When studying linear subspaces, focus on the following key points:

1. Definition: A linear subspace is a subset of a vector space that is closed under vector addition and scalar multiplication.

2. Criteria for Subspaces:

   • Contains the zero vector.
   • Closed under addition: If $u, v$ are in the subspace, then $u + v$ is also in the subspace.
   • Closed under scalar multiplication: If $u$ is in the subspace and $c$ is a scalar, then $c \cdot u$ is also in the subspace.

3. Examples: Common examples include:

   • The zero subspace.
   • The whole vector space.
   • Lines and planes through the origin in $\mathbb{R}^n$.

4. Dimension: The dimension of a subspace is the number of vectors in a basis for that subspace, representing the number of degrees of freedom.

5. Basis and Span:

   • A basis is a set of vectors that are linearly independent and span the subspace.
   • The span of a set of vectors is the set of all linear combinations of those vectors.

6. Intersection and Sum of Subspaces:

   • The intersection of subspaces is also a subspace.
   • The sum of two subspaces consists of all sums of vectors from each subspace.

7. Linear Independence: Understanding the concept of linear independence is essential for determining bases and dimensions of subspaces.

8. Orthogonal Subspaces: Subspaces can be orthogonal, meaning any vector in one subspace is orthogonal to any vector in the other.

9. Applications: Linear subspaces are foundational in areas such as linear algebra, functional analysis, and more applied fields like machine learning and computer graphics.

Review these points to grasp the essential characteristics and properties of linear subspaces in vector spaces.

When studying the "Basis of a subspace," focus on the following key points:

1. Definition of Subspace: A subspace is a subset of a vector space that is closed under vector addition and scalar multiplication.

2. Span of a Set of Vectors: The span of a set of vectors is the collection of all linear combinations of those vectors. A subspace can be defined as the span of some vectors.

3. Basis: A basis for a subspace is a set of vectors that:

   • Span the subspace.
   • Are linearly independent (no vector in the set can be written as a linear combination of the others).

4. Dimensions: The dimension of a subspace is the number of vectors in its basis. This represents the number of degrees of freedom within the subspace.

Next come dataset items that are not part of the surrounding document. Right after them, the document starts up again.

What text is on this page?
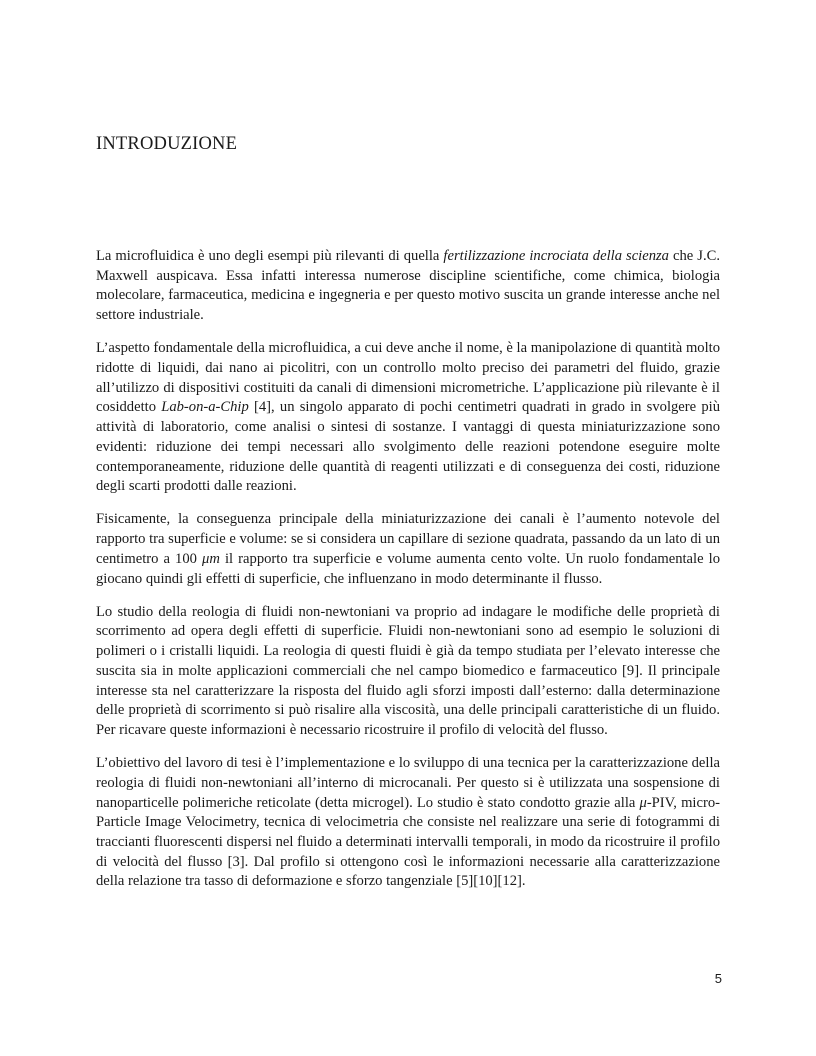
INTRODUZIONE

La microfluidica è uno degli esempi più rilevanti di quella fertilizzazione incrociata della scienza che J.C. Maxwell auspicava. Essa infatti interessa numerose discipline scientifiche, come chimica, biologia molecolare, farmaceutica, medicina e ingegneria e per questo motivo suscita un grande interesse anche nel settore industriale.

L’aspetto fondamentale della microfluidica, a cui deve anche il nome, è la manipolazione di quantità molto ridotte di liquidi, dai nano ai picolitri, con un controllo molto preciso dei parametri del fluido, grazie all’utilizzo di dispositivi costituiti da canali di dimensioni micrometriche. L’applicazione più rilevante è il cosiddetto Lab-on-a-Chip [4], un singolo apparato di pochi centimetri quadrati in grado in svolgere più attività di laboratorio, come analisi o sintesi di sostanze. I vantaggi di questa miniaturizzazione sono evidenti: riduzione dei tempi necessari allo svolgimento delle reazioni potendone eseguire molte contemporaneamente, riduzione delle quantità di reagenti utilizzati e di conseguenza dei costi, riduzione degli scarti prodotti dalle reazioni.

Fisicamente, la conseguenza principale della miniaturizzazione dei canali è l’aumento notevole del rapporto tra superficie e volume: se si considera un capillare di sezione quadrata, passando da un lato di un centimetro a 100 μm il rapporto tra superficie e volume aumenta cento volte. Un ruolo fondamentale lo giocano quindi gli effetti di superficie, che influenzano in modo determinante il flusso.

Lo studio della reologia di fluidi non-newtoniani va proprio ad indagare le modifiche delle proprietà di scorrimento ad opera degli effetti di superficie. Fluidi non-newtoniani sono ad esempio le soluzioni di polimeri o i cristalli liquidi. La reologia di questi fluidi è già da tempo studiata per l’elevato interesse che suscita sia in molte applicazioni commerciali che nel campo biomedico e farmaceutico [9]. Il principale interesse sta nel caratterizzare la risposta del fluido agli sforzi imposti dall’esterno: dalla determinazione delle proprietà di scorrimento si può risalire alla viscosità, una delle principali caratteristiche di un fluido. Per ricavare queste informazioni è necessario ricostruire il profilo di velocità del flusso.

L’obiettivo del lavoro di tesi è l’implementazione e lo sviluppo di una tecnica per la caratterizzazione della reologia di fluidi non-newtoniani all’interno di microcanali. Per questo si è utilizzata una sospensione di nanoparticelle polimeriche reticolate (detta microgel). Lo studio è stato condotto grazie alla μ-PIV, micro-Particle Image Velocimetry, tecnica di velocimetria che consiste nel realizzare una serie di fotogrammi di traccianti fluorescenti dispersi nel fluido a determinati intervalli temporali, in modo da ricostruire il profilo di velocità del flusso [3]. Dal profilo si ottengono così le informazioni necessarie alla caratterizzazione della relazione tra tasso di deformazione e sforzo tangenziale [5][10][12].

5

5. Finding a Basis: To find a basis:

   • Identify a spanning set for the subspace.
   • Use techniques such as row reduction (Gaussian elimination) to determine linear independence and reduce the spanning set to a basis.

6. Properties: Any two bases of a subspace have the same number of vectors (dimension) and can be transformed into each other through linear combinations.

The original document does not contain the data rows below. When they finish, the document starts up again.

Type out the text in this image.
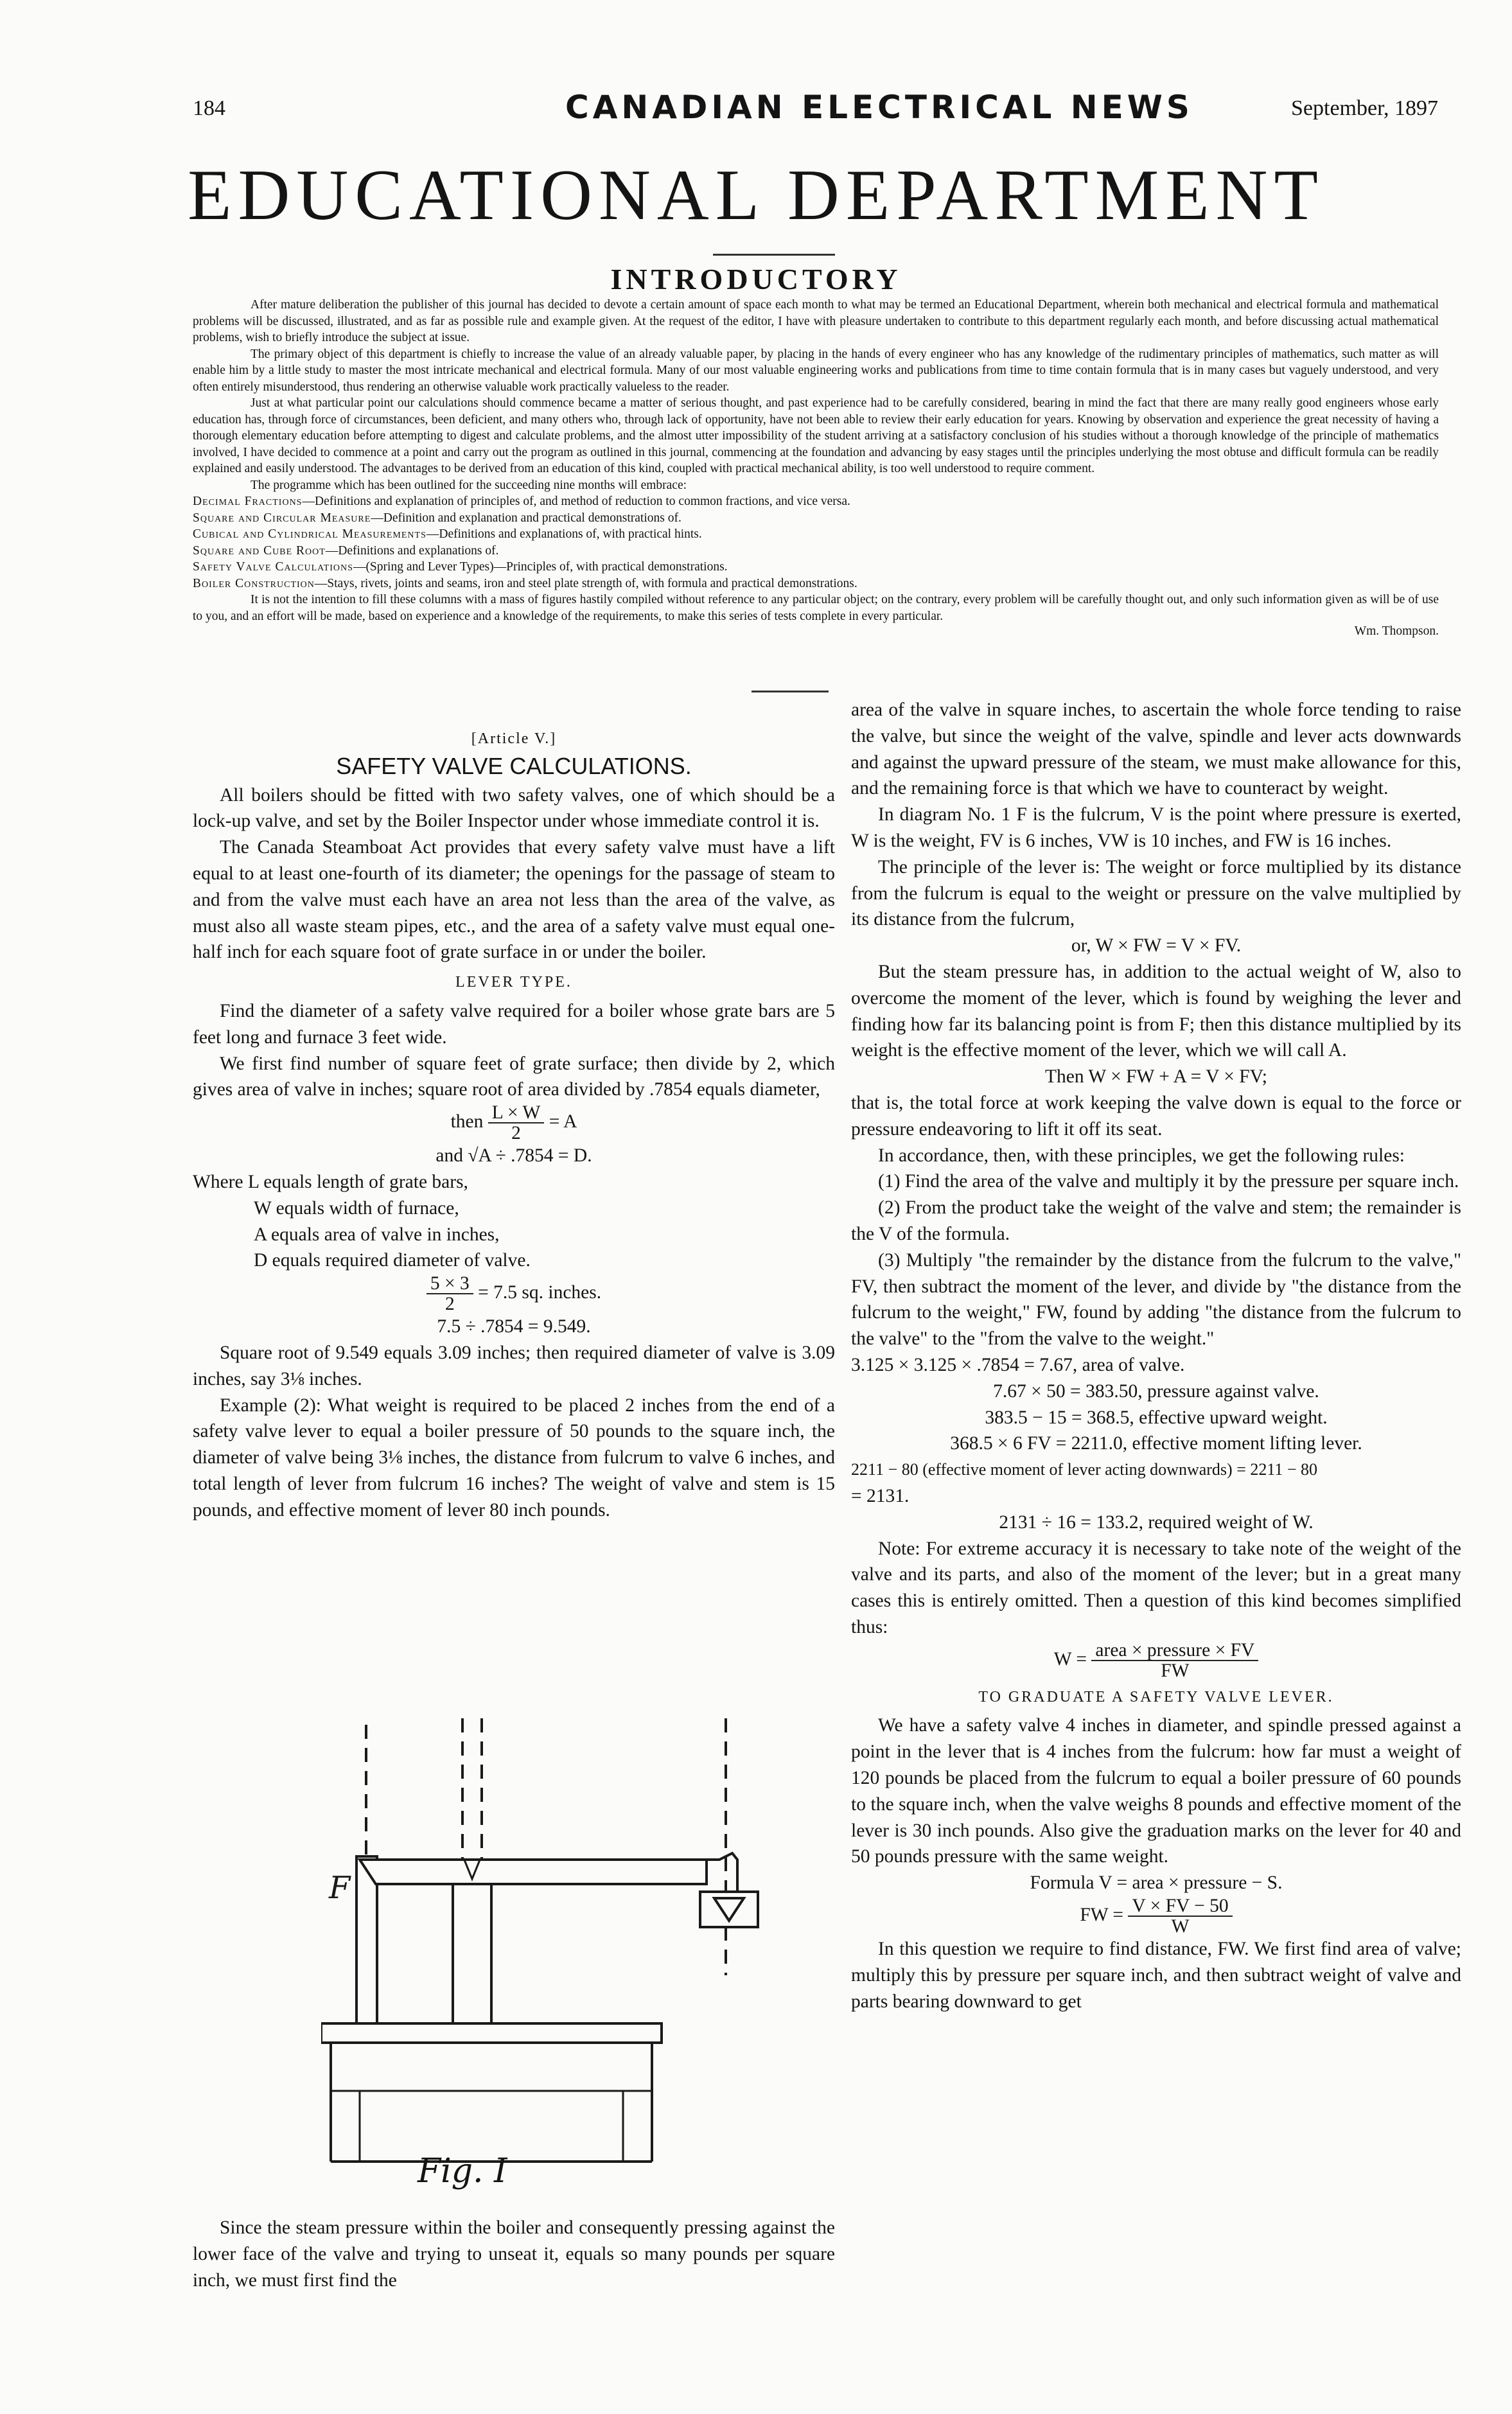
184	CANADIAN ELECTRICAL NEWS	September, 1897
EDUCATIONAL DEPARTMENT
INTRODUCTORY

After mature deliberation the publisher of this journal has decided to devote a certain amount of space each month to what may be termed an Educational Department, wherein both mechanical and electrical formula and mathematical problems will be discussed, illustrated, and as far as possible rule and example given. At the request of the editor, I have with pleasure undertaken to contribute to this department regularly each month, and before discussing actual mathematical problems, wish to briefly introduce the subject at issue.

The primary object of this department is chiefly to increase the value of an already valuable paper, by placing in the hands of every engineer who has any knowledge of the rudimentary principles of mathematics, such matter as will enable him by a little study to master the most intricate mechanical and electrical formula. Many of our most valuable engineering works and publications from time to time contain formula that is in many cases but vaguely understood, and very often entirely misunderstood, thus rendering an otherwise valuable work practically valueless to the reader.

Just at what particular point our calculations should commence became a matter of serious thought, and past experience had to be carefully considered, bearing in mind the fact that there are many really good engineers whose early education has, through force of circumstances, been deficient, and many others who, through lack of opportunity, have not been able to review their early education for years. Knowing by observation and experience the great necessity of having a thorough elementary education before attempting to digest and calculate problems, and the almost utter impossibility of the student arriving at a satisfactory conclusion of his studies without a thorough knowledge of the principle of mathematics involved, I have decided to commence at a point and carry out the program as outlined in this journal, commencing at the foundation and advancing by easy stages until the principles underlying the most obtuse and difficult formula can be readily explained and easily understood. The advantages to be derived from an education of this kind, coupled with practical mechanical ability, is too well understood to require comment.

The programme which has been outlined for the succeeding nine months will embrace:

Decimal Fractions—Definitions and explanation of principles of, and method of reduction to common fractions, and vice versa.

Square and Circular Measure—Definition and explanation and practical demonstrations of.

Cubical and Cylindrical Measurements—Definitions and explanations of, with practical hints.

Square and Cube Root—Definitions and explanations of.

Safety Valve Calculations—(Spring and Lever Types)—Principles of, with practical demonstrations.

Boiler Construction—Stays, rivets, joints and seams, iron and steel plate strength of, with formula and practical demonstrations.

It is not the intention to fill these columns with a mass of figures hastily compiled without reference to any particular object; on the contrary, every problem will be carefully thought out, and only such information given as will be of use to you, and an effort will be made, based on experience and a knowledge of the requirements, to make this series of tests complete in every particular.

Wm. Thompson.

[Article V.]
SAFETY VALVE CALCULATIONS.

All boilers should be fitted with two safety valves, one of which should be a lock-up valve, and set by the Boiler Inspector under whose immediate control it is.

The Canada Steamboat Act provides that every safety valve must have a lift equal to at least one-fourth of its diameter; the openings for the passage of steam to and from the valve must each have an area not less than the area of the valve, as must also all waste steam pipes, etc., and the area of a safety valve must equal one-half inch for each square foot of grate surface in or under the boiler.

LEVER TYPE.

Find the diameter of a safety valve required for a boiler whose grate bars are 5 feet long and furnace 3 feet wide.

We first find number of square feet of grate surface; then divide by 2, which gives area of valve in inches; square root of area divided by .7854 equals diameter,

then $\frac{L \times W}{2} = A$

and √A ÷ .7854 = D.

Where L equals length of grate bars,

W equals width of furnace,

A equals area of valve in inches,

D equals required diameter of valve.

$\frac{5 \times 3}{2} = 7.5$ sq. inches.

7.5 ÷ .7854 = 9.549.

Square root of 9.549 equals 3.09 inches; then required diameter of valve is 3.09 inches, say 3⅛ inches.

Example (2): What weight is required to be placed 2 inches from the end of a safety valve lever to equal a boiler pressure of 50 pounds to the square inch, the diameter of valve being 3⅛ inches, the distance from fulcrum to valve 6 inches, and total length of lever from fulcrum 16 inches? The weight of valve and stem is 15 pounds, and effective moment of lever 80 inch pounds.

F
Fig. I

Since the steam pressure within the boiler and consequently pressing against the lower face of the valve and trying to unseat it, equals so many pounds per square inch, we must first find the

area of the valve in square inches, to ascertain the whole force tending to raise the valve, but since the weight of the valve, spindle and lever acts downwards and against the upward pressure of the steam, we must make allowance for this, and the remaining force is that which we have to counteract by weight.

In diagram No. 1 F is the fulcrum, V is the point where pressure is exerted, W is the weight, FV is 6 inches, VW is 10 inches, and FW is 16 inches.

The principle of the lever is: The weight or force multiplied by its distance from the fulcrum is equal to the weight or pressure on the valve multiplied by its distance from the fulcrum,

or, W × FW = V × FV.

But the steam pressure has, in addition to the actual weight of W, also to overcome the moment of the lever, which is found by weighing the lever and finding how far its balancing point is from F; then this distance multiplied by its weight is the effective moment of the lever, which we will call A.

Then W × FW + A = V × FV;

that is, the total force at work keeping the valve down is equal to the force or pressure endeavoring to lift it off its seat.

In accordance, then, with these principles, we get the following rules:

(1) Find the area of the valve and multiply it by the pressure per square inch.

(2) From the product take the weight of the valve and stem; the remainder is the V of the formula.

(3) Multiply "the remainder by the distance from the fulcrum to the valve," FV, then subtract the moment of the lever, and divide by "the distance from the fulcrum to the weight," FW, found by adding "the distance from the fulcrum to the valve" to the "from the valve to the weight."

3.125 × 3.125 × .7854 = 7.67, area of valve.

7.67 × 50 = 383.50, pressure against valve.

383.5 − 15 = 368.5, effective upward weight.

368.5 × 6 FV = 2211.0, effective moment lifting lever.

2211 − 80 (effective moment of lever acting downwards) = 2211 − 80

= 2131.

2131 ÷ 16 = 133.2, required weight of W.

Note: For extreme accuracy it is necessary to take note of the weight of the valve and its parts, and also of the moment of the lever; but in a great many cases this is entirely omitted. Then a question of this kind becomes simplified thus:

$W = \frac{\text{area × pressure × FV}}{FW}$

TO GRADUATE A SAFETY VALVE LEVER.

We have a safety valve 4 inches in diameter, and spindle pressed against a point in the lever that is 4 inches from the fulcrum: how far must a weight of 120 pounds be placed from the fulcrum to equal a boiler pressure of 60 pounds to the square inch, when the valve weighs 8 pounds and effective moment of the lever is 30 inch pounds. Also give the graduation marks on the lever for 40 and 50 pounds pressure with the same weight.

Formula V = area × pressure − S.

FW = $\frac{V \times FV - 50}{W}$

In this question we require to find distance, FW. We first find area of valve; multiply this by pressure per square inch, and then subtract weight of valve and parts bearing downward to get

7. Orthogonal Basis: A special type of basis where vectors are orthogonal (perpendicular) to each other, often simplified using the Gram-Schmidt process.

8. Applications: Understanding bases is crucial in various fields, including computer science, physics, engineering, and data analysis.

By mastering these key points, you will grasp the fundamental concepts related to the basis of a subspace in linear algebra.